In studying the strength and specificity of interaction between members
of two protein families, key questions center on which pairs of
possible partners actually interact, how well they interact,
and why they interact while others do not. The advent of
large-scale experimental studies of interactions between members of a target
family and a diverse set of possible interaction partners offers the opportunity
to address these questions.
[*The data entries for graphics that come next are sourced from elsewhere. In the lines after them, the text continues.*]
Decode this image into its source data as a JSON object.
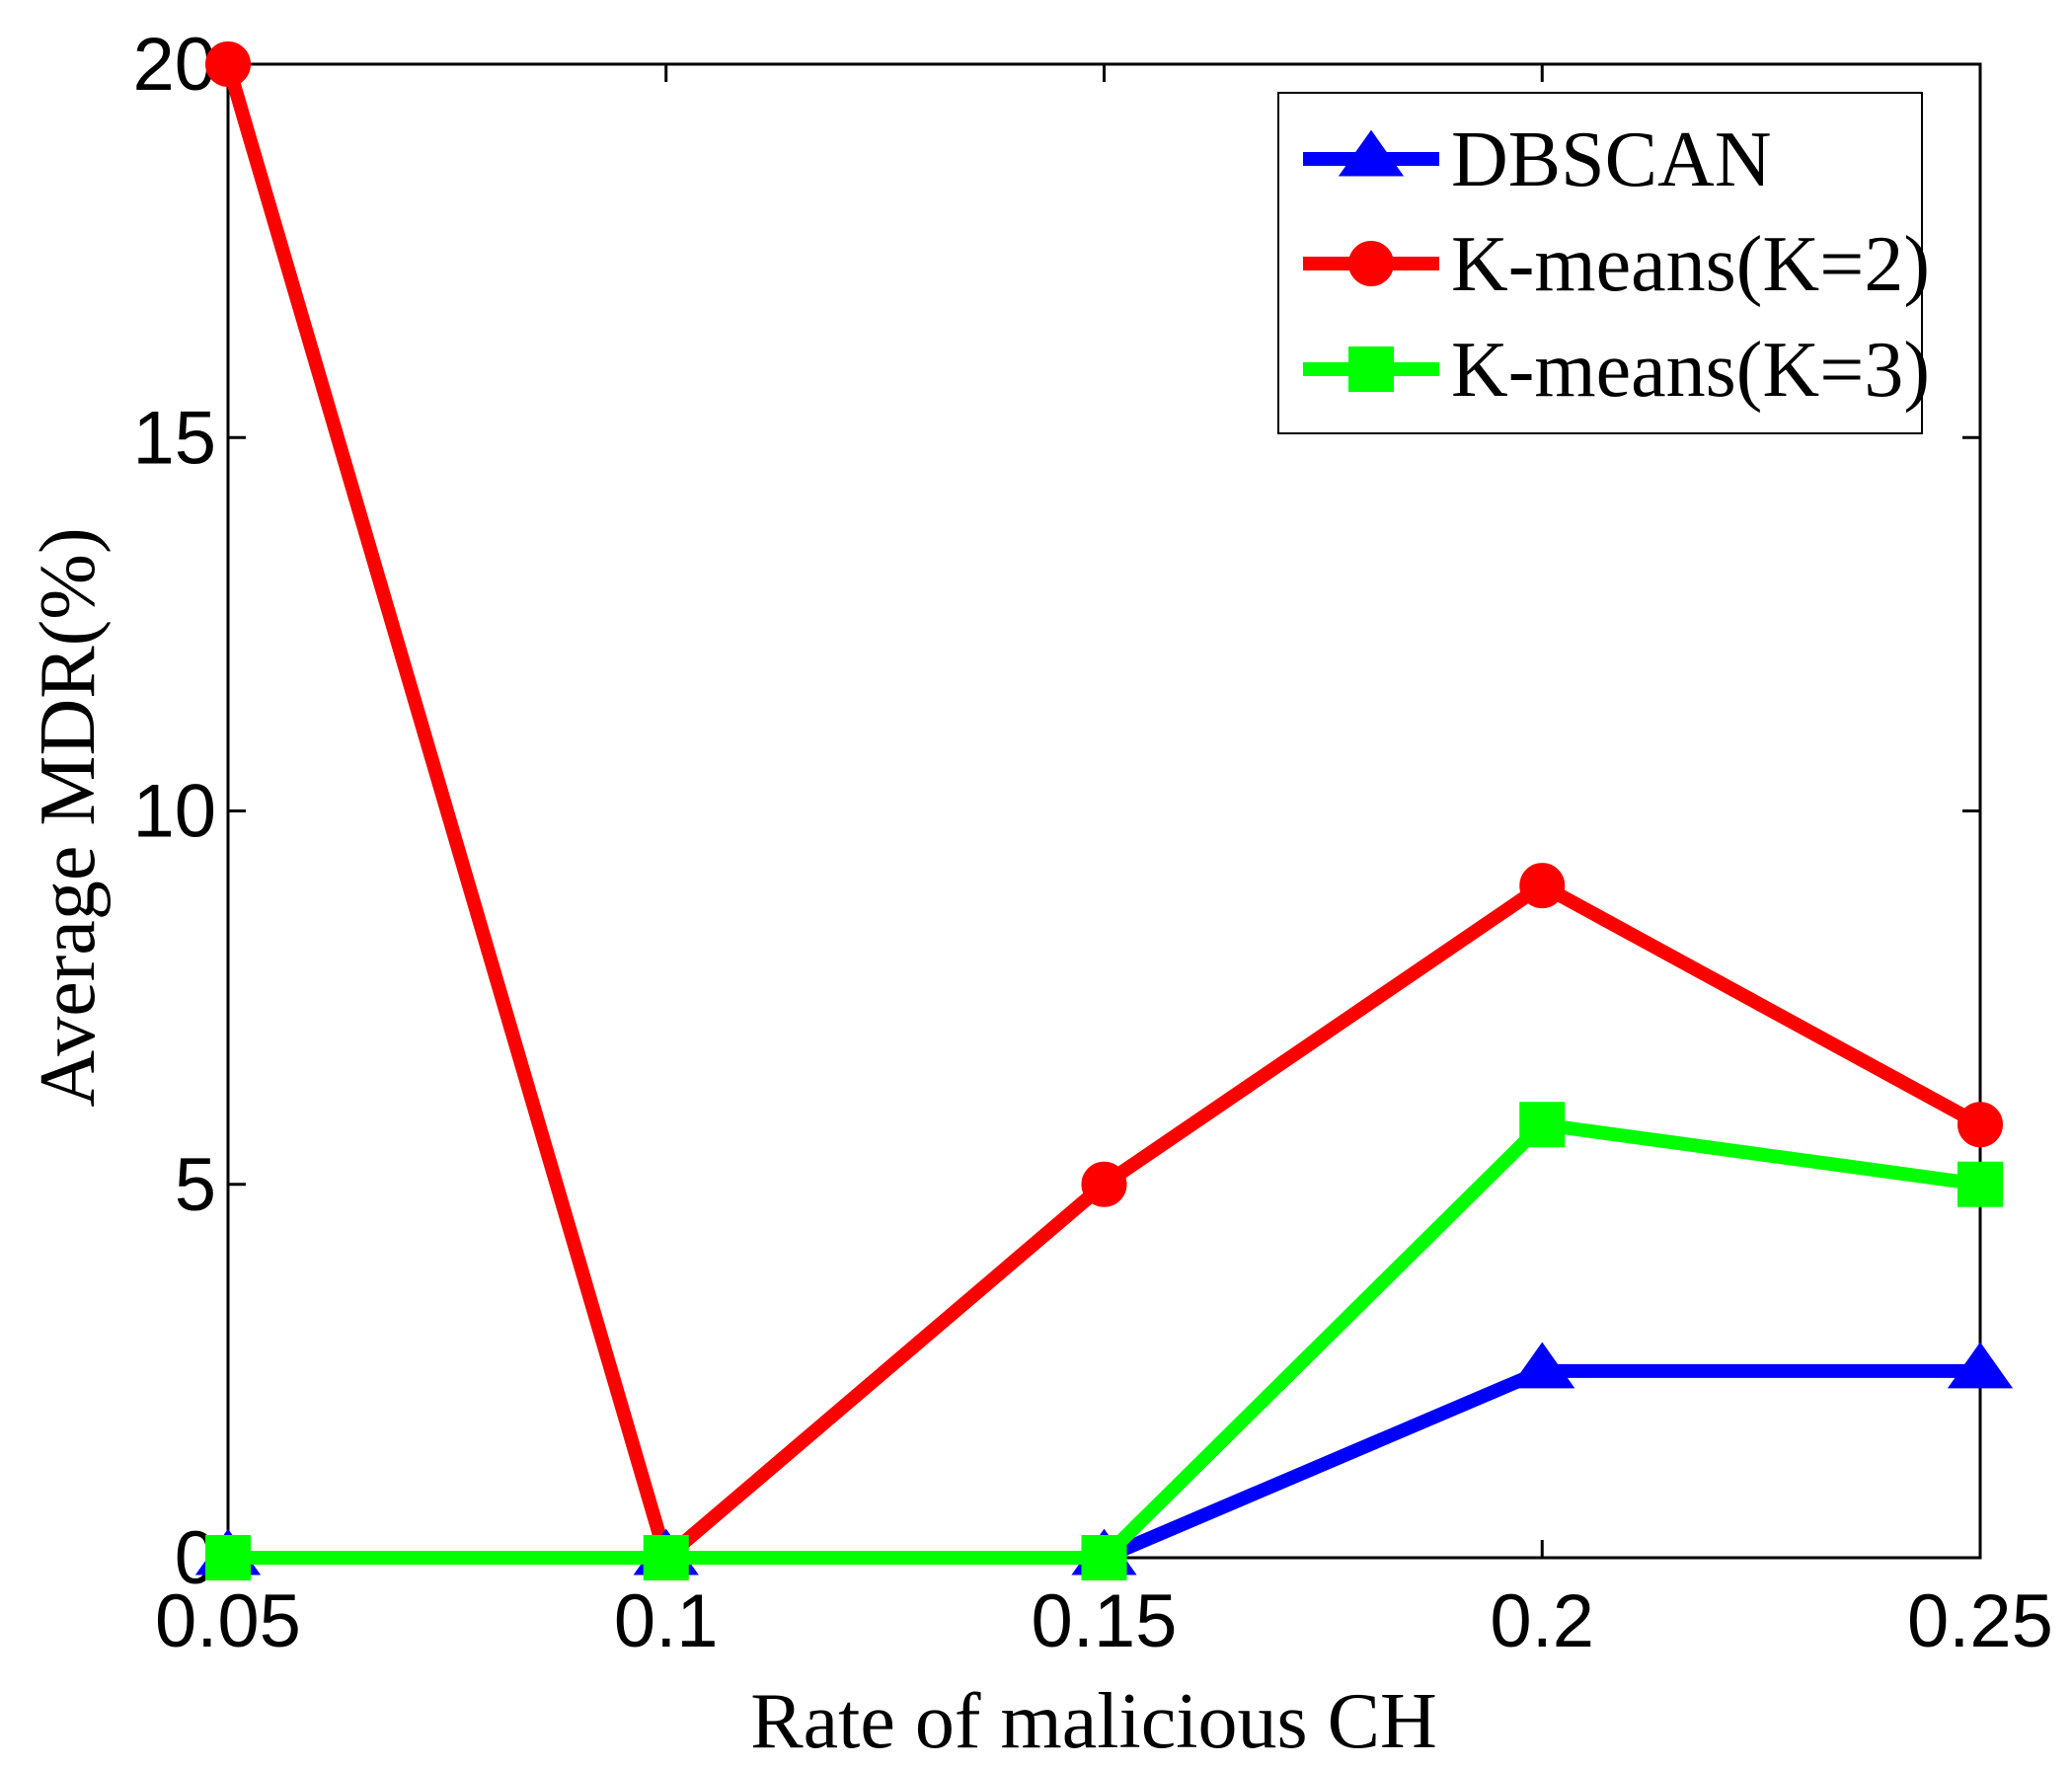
{
  "chart_data": {
    "type": "line",
    "title": "",
    "xlabel": "Rate of malicious CH",
    "ylabel": "Average MDR(%)",
    "x": [
      0.05,
      0.1,
      0.15,
      0.2,
      0.25
    ],
    "x_tick_labels": [
      "0.05",
      "0.1",
      "0.15",
      "0.2",
      "0.25"
    ],
    "y_ticks": [
      0,
      5,
      10,
      15,
      20
    ],
    "y_tick_labels": [
      "0",
      "5",
      "10",
      "15",
      "20"
    ],
    "xlim": [
      0.05,
      0.25
    ],
    "ylim": [
      0,
      20
    ],
    "grid": false,
    "legend_position": "top-right",
    "series": [
      {
        "name": "DBSCAN",
        "color": "#0000ff",
        "marker": "triangle",
        "values": [
          0,
          0,
          0,
          2.5,
          2.5
        ]
      },
      {
        "name": "K-means(K=2)",
        "color": "#ff0000",
        "marker": "circle",
        "values": [
          20,
          0,
          5,
          9,
          5.8
        ]
      },
      {
        "name": "K-means(K=3)",
        "color": "#00ff00",
        "marker": "square",
        "values": [
          0,
          0,
          0,
          5.8,
          5
        ]
      }
    ]
  }
}
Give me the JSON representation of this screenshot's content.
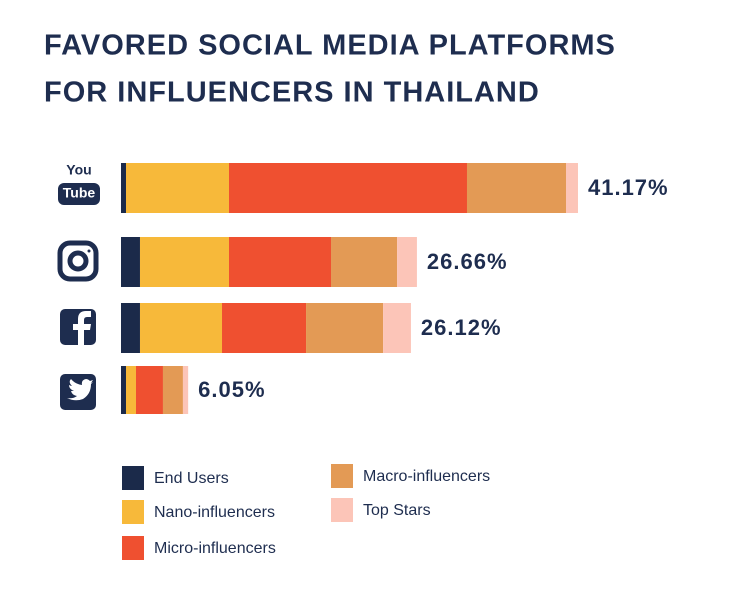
{
  "logo_text": [
    "You",
    "Tube"
  ],
  "chart_data": {
    "type": "stacked-bar-horizontal",
    "title": [
      "FAVORED SOCIAL MEDIA PLATFORMS",
      "FOR INFLUENCERS IN THAILAND"
    ],
    "categories": [
      null,
      null,
      null,
      null
    ],
    "series": [
      {
        "name": "End Users",
        "color": "#1b2a4a",
        "values": [
          0.45,
          1.71,
          1.71,
          0.45
        ]
      },
      {
        "name": "Nano-influencers",
        "color": "#f7b93a",
        "values": [
          9.28,
          8.02,
          7.39,
          0.9
        ]
      },
      {
        "name": "Micro-influencers",
        "color": "#ef5030",
        "values": [
          21.44,
          9.19,
          7.57,
          2.43
        ]
      },
      {
        "name": "Macro-influencers",
        "color": "#e39a55",
        "values": [
          8.92,
          5.95,
          6.94,
          1.8
        ]
      },
      {
        "name": "Top Stars",
        "color": "#fcc5b8",
        "values": [
          1.08,
          1.79,
          2.51,
          0.47
        ]
      }
    ],
    "totals": [
      41.17,
      26.66,
      26.12,
      6.05
    ],
    "total_labels": [
      "41.17%",
      "26.66%",
      "26.12%",
      "6.05%"
    ]
  }
}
We develop here a method, DgSpi
(Data-driven Graphical models of Specificity in Protein:protein Interactions),
for learning and using graphical models that explicitly represent the amino acid
basis for interaction specificity (why) and extend earlier
classification-oriented approaches (which) to predict the
ΔG of binding (how well). We
demonstrate the effectiveness of our approach in analyzing and predicting
interactions between a set of 82 PDZ recognition modules, against a panel of 217
possible peptide partners, based on data from MacBeath and colleagues. Our
predicted ΔG values are highly predictive of the
experimentally measured ones, reaching correlation coefficients of 0.69 in
10-fold cross-validation and 0.63 in leave-one-PDZ-out cross-validation.
Furthermore, the model serves as a compact representation of amino acid
constraints underlying the interactions, enabling protein-level
ΔG predictions to be naturally understood in terms
of residue-level constraints. Finally, as a generative model,
DgSpi readily enables the design of new interacting
partners, and we demonstrate that designed ligands are novel and diverse.